I opened up the registry editor and I navigated to the registry keys that were the cause of the problem. I then attempted to delete the keys as outlined in the articles and the Terminal Server crashed. Bingo! I was on the right path. After the Terminal Server came back online I tried to take ownership of the keys so that I could delete them, and once again the server crashed.

It seems that the only way that I could delete the registry keys was to use an offline method to access the registry. I used the Windows installation CD to boot up the Terminal Server and used the system recovery options to startup regedit.exe. I loaded the software hive from  the C: drive and deleted the corrupt printer registry keys. Once I had done that I unloaded the registry hive and rebooted the Terminal Server.
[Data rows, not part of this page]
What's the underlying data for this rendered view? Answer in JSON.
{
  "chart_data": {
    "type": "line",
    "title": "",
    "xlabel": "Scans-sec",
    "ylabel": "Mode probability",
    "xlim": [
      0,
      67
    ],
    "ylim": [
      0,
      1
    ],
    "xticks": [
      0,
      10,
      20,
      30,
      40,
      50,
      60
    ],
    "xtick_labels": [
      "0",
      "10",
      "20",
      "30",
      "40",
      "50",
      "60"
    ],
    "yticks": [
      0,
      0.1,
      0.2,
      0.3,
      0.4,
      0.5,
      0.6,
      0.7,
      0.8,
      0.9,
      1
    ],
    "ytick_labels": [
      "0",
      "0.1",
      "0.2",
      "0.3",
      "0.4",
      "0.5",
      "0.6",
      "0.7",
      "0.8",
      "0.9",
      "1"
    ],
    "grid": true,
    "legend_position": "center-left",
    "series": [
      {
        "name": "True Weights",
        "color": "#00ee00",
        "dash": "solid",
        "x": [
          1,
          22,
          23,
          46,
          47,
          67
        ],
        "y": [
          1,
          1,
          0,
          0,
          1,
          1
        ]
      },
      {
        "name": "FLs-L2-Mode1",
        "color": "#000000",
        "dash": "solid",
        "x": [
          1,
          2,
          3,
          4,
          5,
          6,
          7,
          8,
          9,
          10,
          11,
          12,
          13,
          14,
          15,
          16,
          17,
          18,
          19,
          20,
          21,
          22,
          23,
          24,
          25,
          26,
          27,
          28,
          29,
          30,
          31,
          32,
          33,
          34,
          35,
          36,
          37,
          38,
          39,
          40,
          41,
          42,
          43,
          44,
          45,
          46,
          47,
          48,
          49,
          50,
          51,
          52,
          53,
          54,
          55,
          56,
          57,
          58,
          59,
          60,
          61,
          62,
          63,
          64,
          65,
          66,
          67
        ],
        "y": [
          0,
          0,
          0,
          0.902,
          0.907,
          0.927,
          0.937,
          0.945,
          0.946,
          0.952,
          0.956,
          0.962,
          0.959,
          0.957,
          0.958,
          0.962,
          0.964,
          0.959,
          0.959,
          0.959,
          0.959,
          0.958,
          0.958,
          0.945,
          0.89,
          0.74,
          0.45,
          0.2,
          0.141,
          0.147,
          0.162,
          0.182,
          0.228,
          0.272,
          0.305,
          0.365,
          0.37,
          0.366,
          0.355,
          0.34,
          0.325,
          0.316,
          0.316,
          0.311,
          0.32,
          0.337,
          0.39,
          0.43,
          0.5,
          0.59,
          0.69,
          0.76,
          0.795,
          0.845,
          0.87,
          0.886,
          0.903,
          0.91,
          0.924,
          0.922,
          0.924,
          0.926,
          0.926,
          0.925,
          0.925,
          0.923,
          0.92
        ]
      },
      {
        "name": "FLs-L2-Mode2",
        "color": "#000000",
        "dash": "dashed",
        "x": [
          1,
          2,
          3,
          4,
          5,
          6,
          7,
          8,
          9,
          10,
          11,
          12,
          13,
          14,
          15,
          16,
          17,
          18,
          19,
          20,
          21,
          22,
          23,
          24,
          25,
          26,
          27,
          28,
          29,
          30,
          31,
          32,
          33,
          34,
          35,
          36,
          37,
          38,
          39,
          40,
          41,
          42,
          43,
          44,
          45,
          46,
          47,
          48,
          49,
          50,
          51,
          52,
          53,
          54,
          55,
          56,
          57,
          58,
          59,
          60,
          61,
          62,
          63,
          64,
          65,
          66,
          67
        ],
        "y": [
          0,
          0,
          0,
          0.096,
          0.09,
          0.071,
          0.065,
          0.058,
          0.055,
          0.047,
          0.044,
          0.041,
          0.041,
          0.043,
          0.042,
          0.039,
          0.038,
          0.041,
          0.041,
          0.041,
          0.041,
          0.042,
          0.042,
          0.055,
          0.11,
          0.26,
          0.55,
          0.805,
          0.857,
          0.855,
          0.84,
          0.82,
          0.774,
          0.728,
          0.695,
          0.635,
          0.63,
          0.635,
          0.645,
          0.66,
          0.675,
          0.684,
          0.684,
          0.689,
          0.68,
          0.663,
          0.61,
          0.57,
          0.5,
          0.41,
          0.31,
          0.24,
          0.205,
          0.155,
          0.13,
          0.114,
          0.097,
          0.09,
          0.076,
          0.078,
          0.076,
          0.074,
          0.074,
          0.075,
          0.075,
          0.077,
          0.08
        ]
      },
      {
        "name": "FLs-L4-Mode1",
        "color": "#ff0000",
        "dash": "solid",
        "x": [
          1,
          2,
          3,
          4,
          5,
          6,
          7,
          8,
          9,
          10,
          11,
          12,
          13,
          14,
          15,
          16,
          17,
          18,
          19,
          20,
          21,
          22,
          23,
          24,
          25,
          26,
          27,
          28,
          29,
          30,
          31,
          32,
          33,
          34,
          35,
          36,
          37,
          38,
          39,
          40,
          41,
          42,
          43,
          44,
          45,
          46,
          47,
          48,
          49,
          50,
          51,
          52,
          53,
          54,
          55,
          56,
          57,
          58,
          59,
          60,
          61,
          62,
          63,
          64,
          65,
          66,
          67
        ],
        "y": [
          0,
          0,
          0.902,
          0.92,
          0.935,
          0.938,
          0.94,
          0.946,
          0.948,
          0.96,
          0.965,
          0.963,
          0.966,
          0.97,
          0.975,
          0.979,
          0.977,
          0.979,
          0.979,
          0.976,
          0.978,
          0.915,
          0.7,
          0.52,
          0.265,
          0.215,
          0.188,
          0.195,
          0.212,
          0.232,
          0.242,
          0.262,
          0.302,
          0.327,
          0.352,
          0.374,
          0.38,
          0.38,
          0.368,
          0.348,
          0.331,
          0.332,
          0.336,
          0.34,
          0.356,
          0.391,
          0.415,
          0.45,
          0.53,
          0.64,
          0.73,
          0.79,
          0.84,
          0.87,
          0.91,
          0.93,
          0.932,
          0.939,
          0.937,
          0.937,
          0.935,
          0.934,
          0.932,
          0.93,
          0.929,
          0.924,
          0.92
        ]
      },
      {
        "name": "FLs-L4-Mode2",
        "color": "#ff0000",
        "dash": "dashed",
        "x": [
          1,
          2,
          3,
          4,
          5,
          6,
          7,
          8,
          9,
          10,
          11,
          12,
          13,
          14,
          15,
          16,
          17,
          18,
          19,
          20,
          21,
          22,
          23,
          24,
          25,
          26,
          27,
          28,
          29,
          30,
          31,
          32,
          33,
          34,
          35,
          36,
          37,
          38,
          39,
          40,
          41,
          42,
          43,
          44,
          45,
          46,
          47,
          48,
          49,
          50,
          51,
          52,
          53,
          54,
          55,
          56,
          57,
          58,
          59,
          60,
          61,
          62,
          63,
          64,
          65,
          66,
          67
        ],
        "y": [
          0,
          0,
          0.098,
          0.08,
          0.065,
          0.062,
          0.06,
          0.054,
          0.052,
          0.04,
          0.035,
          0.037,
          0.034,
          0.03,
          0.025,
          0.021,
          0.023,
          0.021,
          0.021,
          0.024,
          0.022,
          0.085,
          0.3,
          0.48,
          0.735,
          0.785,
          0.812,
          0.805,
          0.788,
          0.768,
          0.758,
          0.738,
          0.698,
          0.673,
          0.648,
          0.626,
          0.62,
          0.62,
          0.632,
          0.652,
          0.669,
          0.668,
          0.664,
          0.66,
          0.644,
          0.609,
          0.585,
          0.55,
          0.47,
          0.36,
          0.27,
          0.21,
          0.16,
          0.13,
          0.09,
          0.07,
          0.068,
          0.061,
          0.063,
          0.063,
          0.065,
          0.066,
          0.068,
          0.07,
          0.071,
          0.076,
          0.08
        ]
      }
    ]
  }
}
When the Terminal Server came back online I logged back in, started up regedit.exe, and sure enough those registry keys were gone.

I asked the Help Desk to put the affected users back on the Terminal Server and so far there have been no further crashes.

So what was the cause of the problem? It seems that whenever the users logged unto the Terminal Server environment a msiexec.exe process will run and attempt to install printer drivers. As a part of the installation process msiexec.exe will attempt to enumerate the printer registry keys and once it tried to access the corrupt area of the printer registry the Terminal Server would reboot.

In the earlier part of my career if I had this problem I would have little choice but to rebuild the Terminal Server, because I would not have been able to find out what was the cause of the BSOD. Now I can use the Windows Debugging Tools to analyze a memory dump and find out what is going wrong with the server.